An in-state contractor that is sued in an unfavorable venue has the statutory right to remove the suit to its home county—the county in which it maintains its “principal place of business.” The Supreme Court of Georgia, however, has made it clear that out-of-state contractors do not have this right.

In Kingdom Retail Grp. v. Pandora Franchising, 334 Ga. App. 812, 816 (2015) (aff’d Pandora Franchising v. Kingdom Retail Grp., 299 Ga. 723 (2016)), the plaintiff sued the defendant in the Superior Court of Thomas County. Id. at 812. The defendant filed a notice of removal of venue, arguing that it had the right to remove the action to the Superior Court of Gwinnett County, where it “maintain[ed] its registered office as its principal place of business in the State of Georgia.” Id. at 813. It attached with its motion an affidavit attesting to the fact that it did “not have any other principal office or principal place of business in the State of Georgia.” Id. at 813 (emphasis added). The Superior Court conducted a hearing on the matter and then ordered that venue be removed to the Superior Court of Gwinnett County. Id. at 812. The plaintiff immediately appealed.

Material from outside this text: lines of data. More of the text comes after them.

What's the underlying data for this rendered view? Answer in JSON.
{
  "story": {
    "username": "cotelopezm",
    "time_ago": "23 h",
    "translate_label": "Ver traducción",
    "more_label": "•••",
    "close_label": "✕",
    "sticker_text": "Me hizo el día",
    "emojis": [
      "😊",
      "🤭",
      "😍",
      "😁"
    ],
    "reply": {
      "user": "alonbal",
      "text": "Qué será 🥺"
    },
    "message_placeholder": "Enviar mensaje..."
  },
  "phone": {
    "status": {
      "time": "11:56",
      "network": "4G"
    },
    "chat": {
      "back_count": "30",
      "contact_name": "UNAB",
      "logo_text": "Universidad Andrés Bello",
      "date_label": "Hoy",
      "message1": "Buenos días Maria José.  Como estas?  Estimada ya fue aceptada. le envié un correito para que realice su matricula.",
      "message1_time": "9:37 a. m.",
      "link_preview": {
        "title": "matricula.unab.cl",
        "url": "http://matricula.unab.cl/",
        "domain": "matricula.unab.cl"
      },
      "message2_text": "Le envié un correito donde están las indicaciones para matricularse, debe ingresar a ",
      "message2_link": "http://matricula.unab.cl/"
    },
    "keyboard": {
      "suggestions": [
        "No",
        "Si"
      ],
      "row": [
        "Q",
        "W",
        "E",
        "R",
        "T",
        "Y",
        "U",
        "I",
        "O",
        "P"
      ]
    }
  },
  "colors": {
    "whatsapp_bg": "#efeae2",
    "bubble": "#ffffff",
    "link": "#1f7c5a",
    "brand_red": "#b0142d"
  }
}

On appeal, the court held that the term “principal place of business” referred to a single place in the world meeting a certain standard, not to a place within Georgia meeting that standard. Id. at 816. The court further held that the venue removal statute “allows a transfer only if a defendant’s principal place of business, as defined above, is located in Georgia.” Id. at 817. Because the defendant’s principal place of business was in Columbia, Maryland, the court held that the Superior Court had erred by ordering removal to Gwinnett County. Id. at 817. It thus remanded the case to the Superior Court of Gwinnett County with instruction to remand the case back to the Superior Court of Thomas County. Id. at 817.

The defendant subsequently appealed to the Supreme Court of Georgia. Pandora Franchising v. Kingdom Retail Group, 299 Ga. 723 (2016). The Supreme Court unanimously affirmed, holding that “the language of subsection (b)(4) confers the right of a company to remove an action in which venue is based upon this subsection only to the county in Georgia where the defendant maintains its worldwide principal place of business.” Id. at 727 (emphasis added). The court further held that “[i]f that place is not located in a Georgia county, then no right to remove is granted.” Id. at 727.

Thus, under Kingdom Retail, out-of-state corporations cannot avail themselves of Georgia’s venue removal statute if they find themselves embroiled in litigation in an unfriendly county. Accordingly, out-of-state contractors and design professionals working on projects in Georgia should take care to include strong venue selection clauses in their contracts to avoid being sued in plaintiff-friendly counties. Such clauses should apply to all claims arising out of or relating to the contract and should specify that such claims must be brought in the contractor’s preferred venue.